La Ue soffre anche di un serio svantaggio competitivo nel prezzo dell'energia, che viene ancora fissato in maniera preponderante dal prezzo del gas. Draghi propone di aumentare la produzione di energia da fonti rinnovabili e, soprattutto, sganciare la formazione del prezzo dell’elettricità da quello del gas, in modo che gli utenti finali percepiscano i benefici della decarbonizzazione. Il mercato Ue dell’ energia è gravato da rendite finanziarie, ha sottolineato, ed è stato disegnato in un’epoca in cui i combustibili fossili erano assolutamente predominanti. Ha anche ricordato che, per la prima volta dalla fine della Guerra Fredda, la sicurezza dell'Europa non è più scontata. Pertanto, ha rimarcato, è ora di aumentare gli investimenti nella difesa, senza dipendere da altri. Sono tutti obiettivi “non nuovi” che gli Stati membri stanno già perseguendo, ma ciascuno per conto suo, col risultato di ottenere risultati modesti, sul piano collettivo. “Potremmo ottenere molto di più, se procedessimo insieme” nota Draghi.

Un costo di 700-800 miliardi

Fedele al suo famoso pragmatismo, Draghi accompagna la diagnosi alla cura. Sono 170 le proposte di cose da fare subito. Con quali soldi? Alla Ue occorrono investimenti “massicci”. La quota di investimenti “dovrà aumentare di cinque punti di Pil” tornando ai livelli che non si vedevano dagli anni Sessanta. E il Piano Marshall, che risollevò l'Europa Occidentale dalla miseria in cui era precipitata con la Seconda Guerra Mondiale, aumentò la quota degli investimenti di “1-2”punti di Pil. Il rapporto quantifica la somma necessaria in “750-800 mld di euro”annui aggiuntivi: vale a dire, un Next Generation Eu in più ogni anno. Per reperire queste risorse, sottolinea Draghi, serve un “safe asset” comune, cioè titoli obbligazionari europei. Oltre agli investimenti di privati. Da soli, nè il pubblico nè il privato, ce la possono fare. Occorrono quelli pubblici, per finanziare “beni collettivi europei”.

“Sempre più piccoli”

''Il punto - ha chiosato Draghi - è che dobbiamo capire che stiamo diventando sempre più piccoli di fronte alle sfide che affrontiamo.
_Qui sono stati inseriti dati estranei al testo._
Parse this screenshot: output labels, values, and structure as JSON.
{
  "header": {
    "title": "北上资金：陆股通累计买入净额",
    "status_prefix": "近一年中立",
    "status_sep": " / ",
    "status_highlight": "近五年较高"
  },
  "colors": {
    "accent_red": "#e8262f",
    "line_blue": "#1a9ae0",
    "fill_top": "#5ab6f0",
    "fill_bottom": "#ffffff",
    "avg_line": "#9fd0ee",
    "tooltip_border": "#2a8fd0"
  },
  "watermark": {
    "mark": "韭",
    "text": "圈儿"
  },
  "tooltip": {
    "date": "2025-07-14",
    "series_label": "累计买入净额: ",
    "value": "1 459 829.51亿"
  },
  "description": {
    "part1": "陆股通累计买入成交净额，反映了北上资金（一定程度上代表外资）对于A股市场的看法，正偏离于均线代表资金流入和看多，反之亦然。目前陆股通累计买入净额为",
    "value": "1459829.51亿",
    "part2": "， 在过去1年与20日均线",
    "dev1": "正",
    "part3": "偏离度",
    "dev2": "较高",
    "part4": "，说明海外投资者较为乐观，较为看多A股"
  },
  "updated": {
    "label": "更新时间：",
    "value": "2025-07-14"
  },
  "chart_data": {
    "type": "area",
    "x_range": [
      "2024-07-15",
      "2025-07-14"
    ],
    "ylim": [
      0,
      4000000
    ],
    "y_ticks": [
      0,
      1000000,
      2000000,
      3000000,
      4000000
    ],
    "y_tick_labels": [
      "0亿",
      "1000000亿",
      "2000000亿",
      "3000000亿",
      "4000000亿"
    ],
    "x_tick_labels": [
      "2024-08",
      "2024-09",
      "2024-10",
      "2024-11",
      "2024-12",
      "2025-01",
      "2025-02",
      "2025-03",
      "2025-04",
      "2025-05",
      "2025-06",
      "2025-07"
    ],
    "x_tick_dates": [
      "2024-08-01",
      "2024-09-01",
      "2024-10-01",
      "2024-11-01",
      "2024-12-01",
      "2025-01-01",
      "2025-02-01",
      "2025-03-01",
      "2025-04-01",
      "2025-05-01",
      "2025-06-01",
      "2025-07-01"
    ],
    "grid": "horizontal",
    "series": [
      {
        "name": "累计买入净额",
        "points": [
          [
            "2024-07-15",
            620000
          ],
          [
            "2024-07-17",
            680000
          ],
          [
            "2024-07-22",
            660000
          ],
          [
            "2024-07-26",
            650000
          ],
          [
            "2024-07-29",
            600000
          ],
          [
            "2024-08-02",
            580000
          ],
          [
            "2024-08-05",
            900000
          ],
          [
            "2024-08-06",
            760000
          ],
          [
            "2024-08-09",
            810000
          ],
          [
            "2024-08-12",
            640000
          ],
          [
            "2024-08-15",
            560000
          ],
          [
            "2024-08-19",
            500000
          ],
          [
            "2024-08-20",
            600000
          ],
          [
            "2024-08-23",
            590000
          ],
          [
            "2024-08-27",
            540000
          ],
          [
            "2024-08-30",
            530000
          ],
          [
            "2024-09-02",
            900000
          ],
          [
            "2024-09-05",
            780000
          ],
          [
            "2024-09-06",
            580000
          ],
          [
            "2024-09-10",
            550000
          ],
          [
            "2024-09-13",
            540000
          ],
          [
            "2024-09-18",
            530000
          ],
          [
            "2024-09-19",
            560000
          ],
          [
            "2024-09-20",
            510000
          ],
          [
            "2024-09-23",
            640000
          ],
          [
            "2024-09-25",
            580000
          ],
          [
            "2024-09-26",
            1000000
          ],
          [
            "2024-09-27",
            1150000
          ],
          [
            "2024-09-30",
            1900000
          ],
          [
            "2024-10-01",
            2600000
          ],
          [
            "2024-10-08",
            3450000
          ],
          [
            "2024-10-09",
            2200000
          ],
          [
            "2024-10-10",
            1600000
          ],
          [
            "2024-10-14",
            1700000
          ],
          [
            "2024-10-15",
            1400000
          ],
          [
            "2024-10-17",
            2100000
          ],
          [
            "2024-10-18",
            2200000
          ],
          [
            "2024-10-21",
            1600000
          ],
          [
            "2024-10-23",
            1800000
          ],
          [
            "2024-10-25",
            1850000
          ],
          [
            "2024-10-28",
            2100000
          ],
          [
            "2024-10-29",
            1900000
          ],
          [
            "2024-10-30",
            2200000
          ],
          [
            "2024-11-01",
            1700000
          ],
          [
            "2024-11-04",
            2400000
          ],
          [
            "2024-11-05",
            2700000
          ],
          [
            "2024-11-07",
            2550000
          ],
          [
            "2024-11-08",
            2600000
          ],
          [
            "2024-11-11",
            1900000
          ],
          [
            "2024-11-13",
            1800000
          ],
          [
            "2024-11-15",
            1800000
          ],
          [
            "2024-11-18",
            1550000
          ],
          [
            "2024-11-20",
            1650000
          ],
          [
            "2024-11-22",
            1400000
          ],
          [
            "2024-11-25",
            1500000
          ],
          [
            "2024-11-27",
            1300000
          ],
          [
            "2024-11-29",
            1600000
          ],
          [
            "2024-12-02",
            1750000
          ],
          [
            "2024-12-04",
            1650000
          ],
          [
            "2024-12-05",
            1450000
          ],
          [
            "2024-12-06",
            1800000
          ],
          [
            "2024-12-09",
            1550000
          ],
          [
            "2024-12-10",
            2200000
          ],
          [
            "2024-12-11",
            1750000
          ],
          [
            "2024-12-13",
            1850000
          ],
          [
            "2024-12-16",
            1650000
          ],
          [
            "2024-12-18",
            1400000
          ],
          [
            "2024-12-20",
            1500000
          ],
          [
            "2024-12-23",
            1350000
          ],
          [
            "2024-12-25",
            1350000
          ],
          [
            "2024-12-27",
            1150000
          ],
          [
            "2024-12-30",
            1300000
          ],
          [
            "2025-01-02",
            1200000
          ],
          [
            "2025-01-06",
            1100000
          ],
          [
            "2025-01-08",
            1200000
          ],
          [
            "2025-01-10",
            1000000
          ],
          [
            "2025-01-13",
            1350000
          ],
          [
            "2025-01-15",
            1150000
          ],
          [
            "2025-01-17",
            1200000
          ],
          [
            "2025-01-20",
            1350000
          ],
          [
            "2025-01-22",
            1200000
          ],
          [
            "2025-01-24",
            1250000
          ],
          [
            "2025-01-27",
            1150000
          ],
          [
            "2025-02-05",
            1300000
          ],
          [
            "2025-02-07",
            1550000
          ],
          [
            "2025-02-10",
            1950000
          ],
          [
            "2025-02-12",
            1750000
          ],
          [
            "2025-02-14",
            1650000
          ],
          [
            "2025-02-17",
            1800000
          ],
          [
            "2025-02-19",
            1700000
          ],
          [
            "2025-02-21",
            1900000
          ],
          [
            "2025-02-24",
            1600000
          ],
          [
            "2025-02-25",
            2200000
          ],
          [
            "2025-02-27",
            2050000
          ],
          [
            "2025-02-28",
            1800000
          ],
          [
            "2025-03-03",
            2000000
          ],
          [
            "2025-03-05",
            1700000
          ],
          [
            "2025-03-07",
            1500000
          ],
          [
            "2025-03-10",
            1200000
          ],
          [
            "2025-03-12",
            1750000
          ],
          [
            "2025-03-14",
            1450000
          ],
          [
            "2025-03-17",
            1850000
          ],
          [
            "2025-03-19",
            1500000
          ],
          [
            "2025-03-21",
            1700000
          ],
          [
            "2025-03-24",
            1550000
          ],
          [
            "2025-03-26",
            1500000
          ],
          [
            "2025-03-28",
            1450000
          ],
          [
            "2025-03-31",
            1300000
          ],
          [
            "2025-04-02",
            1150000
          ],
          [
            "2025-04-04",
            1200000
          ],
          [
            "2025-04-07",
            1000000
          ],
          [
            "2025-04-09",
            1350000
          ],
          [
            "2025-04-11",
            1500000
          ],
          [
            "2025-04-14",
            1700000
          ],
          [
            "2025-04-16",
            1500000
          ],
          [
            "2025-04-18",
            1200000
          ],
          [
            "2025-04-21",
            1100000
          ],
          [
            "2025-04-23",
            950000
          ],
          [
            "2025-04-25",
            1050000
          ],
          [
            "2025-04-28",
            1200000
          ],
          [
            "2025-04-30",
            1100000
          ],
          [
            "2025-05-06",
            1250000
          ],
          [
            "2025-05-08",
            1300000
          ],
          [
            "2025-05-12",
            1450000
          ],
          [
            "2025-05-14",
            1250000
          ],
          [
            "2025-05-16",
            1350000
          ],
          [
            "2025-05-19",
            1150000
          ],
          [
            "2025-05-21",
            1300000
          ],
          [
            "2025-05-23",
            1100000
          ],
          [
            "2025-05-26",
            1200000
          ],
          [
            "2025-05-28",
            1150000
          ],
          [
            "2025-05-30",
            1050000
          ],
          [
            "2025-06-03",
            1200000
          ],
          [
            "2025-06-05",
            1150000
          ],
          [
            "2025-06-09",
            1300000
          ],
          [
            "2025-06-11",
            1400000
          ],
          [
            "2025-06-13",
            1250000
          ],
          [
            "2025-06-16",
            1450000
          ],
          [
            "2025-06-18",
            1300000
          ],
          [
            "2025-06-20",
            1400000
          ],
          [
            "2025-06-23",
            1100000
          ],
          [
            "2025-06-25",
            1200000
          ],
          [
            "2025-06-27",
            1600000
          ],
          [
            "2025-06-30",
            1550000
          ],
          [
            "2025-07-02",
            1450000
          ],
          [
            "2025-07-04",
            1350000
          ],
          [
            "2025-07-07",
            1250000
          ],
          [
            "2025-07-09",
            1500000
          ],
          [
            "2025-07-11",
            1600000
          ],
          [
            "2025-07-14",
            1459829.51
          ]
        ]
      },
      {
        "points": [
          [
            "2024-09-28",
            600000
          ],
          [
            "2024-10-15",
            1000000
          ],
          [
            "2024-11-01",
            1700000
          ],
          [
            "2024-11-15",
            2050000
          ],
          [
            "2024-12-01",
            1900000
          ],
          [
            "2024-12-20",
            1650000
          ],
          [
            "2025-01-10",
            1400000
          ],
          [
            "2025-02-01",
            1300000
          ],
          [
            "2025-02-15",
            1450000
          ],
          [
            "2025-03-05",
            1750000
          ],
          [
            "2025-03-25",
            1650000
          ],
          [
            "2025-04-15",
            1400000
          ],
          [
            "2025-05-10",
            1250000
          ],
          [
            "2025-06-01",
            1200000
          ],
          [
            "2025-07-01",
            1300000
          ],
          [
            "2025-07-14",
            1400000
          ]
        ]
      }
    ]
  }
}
Per la prima volta dalla Guerra Fredda dobbiamo davvero temere per la nostra autopreservazione. Le ragioni per una risposta unita non sono mai state così urgenti”. La regola aurea è che bisogna sempre guardare alla situazione “com’è senza mentire a se stessi”. In Europa “siamo già in modalità crisi. Non ammetterlo significa non riconoscere la realtà”. Un’altra soluzione potrebbe essere procedere per cooperazioni rafforzate su alcune materie, con “coalizioni di volonterosi”. La presidente Ursula von der Leyen, che ha commissionato il rapporto, ha detto che il lavoro di Draghi ha ispirato e continuerà ad ispirare la sua agenda politica. Bisognerà vedere cosa ne pensano i singoli governi. Che se avessero voluto la rivoluzione invocata da Draghi, gli avrebbero chiesto di guidare la Commissione. O il Consiglio.